Для старушки Аниньяс — шампанское.
— Пей до дна, отныне тебе не грозит опасность помереть в темноте и невежестве.
Девушке-служанке и старикам — то же самое.
— Шампанское. Французское, такое и епископ пьет не каждый день.
— Ух! — кудахчет в упоении какой-то старик. Утирает губы тыльной стороной руки и смеется, поматывая головой, словно не веря в то, что ему могло быть уготовано подобное блаженство.
Снова шампанское, снова сигары, все пляшут под дудку Инженера. Херувимов больше не слышно, к чертям херувимов. Вместо них на весь дом гремит коимбрское фадо:
Особый хочу себе гроб,Обычным гробам не под пару,Чтоб был он похож на сердце, что-о-о-об…
— Что-о-об был похож на гитару, — подпевает Томас Мануэл. Аплодисменты. Старички тоже не прочь похлопать, но у них руки заняты, в одной незажженная сигара, в другой — бокал. «Что, стариканы, развезло?» — кричит им хозяин дома, и они смеются, кивают утвердительно. Один, посередке, уже не встает с места. Заснул.
Мария дас Мерсес запивает аспирин глотком шампанского. Она пьет в стороне от других, но пьет прилежно. Потом подходит к мужу.
— Вы меня забыли, Томас?
Поднимает фужер с шампанским вперекрест его бокалу с виски. Рука об руку, как в фильмах, чета обменивается поздравлениями. По-английски.
— Merry Christmas[48], — говорит она.
— Merry Christmas, — отвечает муж и напевает: — Giggle the bells, giggle the bells…[49] Та-ра-ра-там-там…
В этот самый момент спящих стариков уже двое, а один никак не сладит с неприличной икотой. Мария дас Мерсес танцует с Томасом Мануэлом, который, не выпуская из рук бокала с виски, подливает Домингосу всякий раз, когда оказывается около мулата.
— Праздник — не будни, старина.
Старую Аниньяс он всячески обхаживает. То бросит ей озорную шутку, то потянет танцевать, а старушка ежится, прикрывает смешок кончиком передника.
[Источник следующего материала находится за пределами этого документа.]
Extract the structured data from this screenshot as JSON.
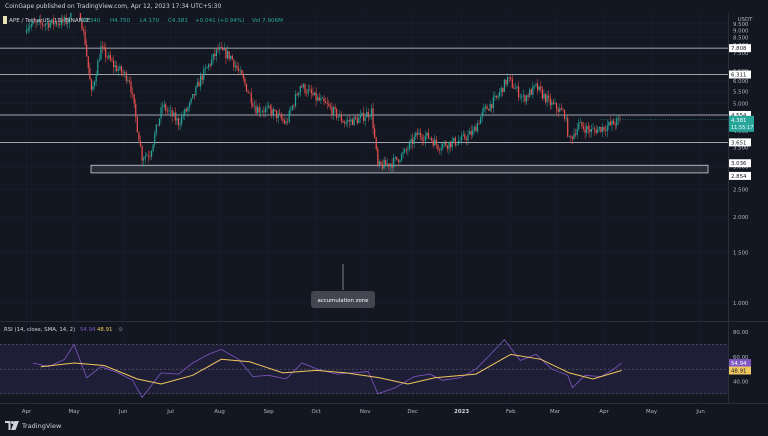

В какой-то момент слышится грохот. Один из прикорнувших стариков клевал, клевал носом и повалился на своих соседей, а они — друг на друга. С перепугу самый крайний упал со стула, но все-таки успел отпустить словцо, и весьма увесистое. Ему ответил такой долгий и прочувствованный взрыв хохота, что разбудил обоих спящих, и те выпрямляются на стульях, глядят остолбенело и серьезно.
А старик все барахтается под столом. К нему на помощь спешит парень-батрак, но, к сожалению, он еще не отсмеялся, ну и потеха. Старик встречает его новым ругательством из самых крепких, самых ядреных и вдобавок, схватив свою палку, лупит парня по ногам. Старик оскорблен, тысяча чертей. Он соглашается встать только тогда, когда ему протягивает руку сам Инженер, но и его не благодарит. Старик взаправду оскорблен. Встав на ноги, он хватает шляпу — и провались они все в преисподнюю. И он уходит.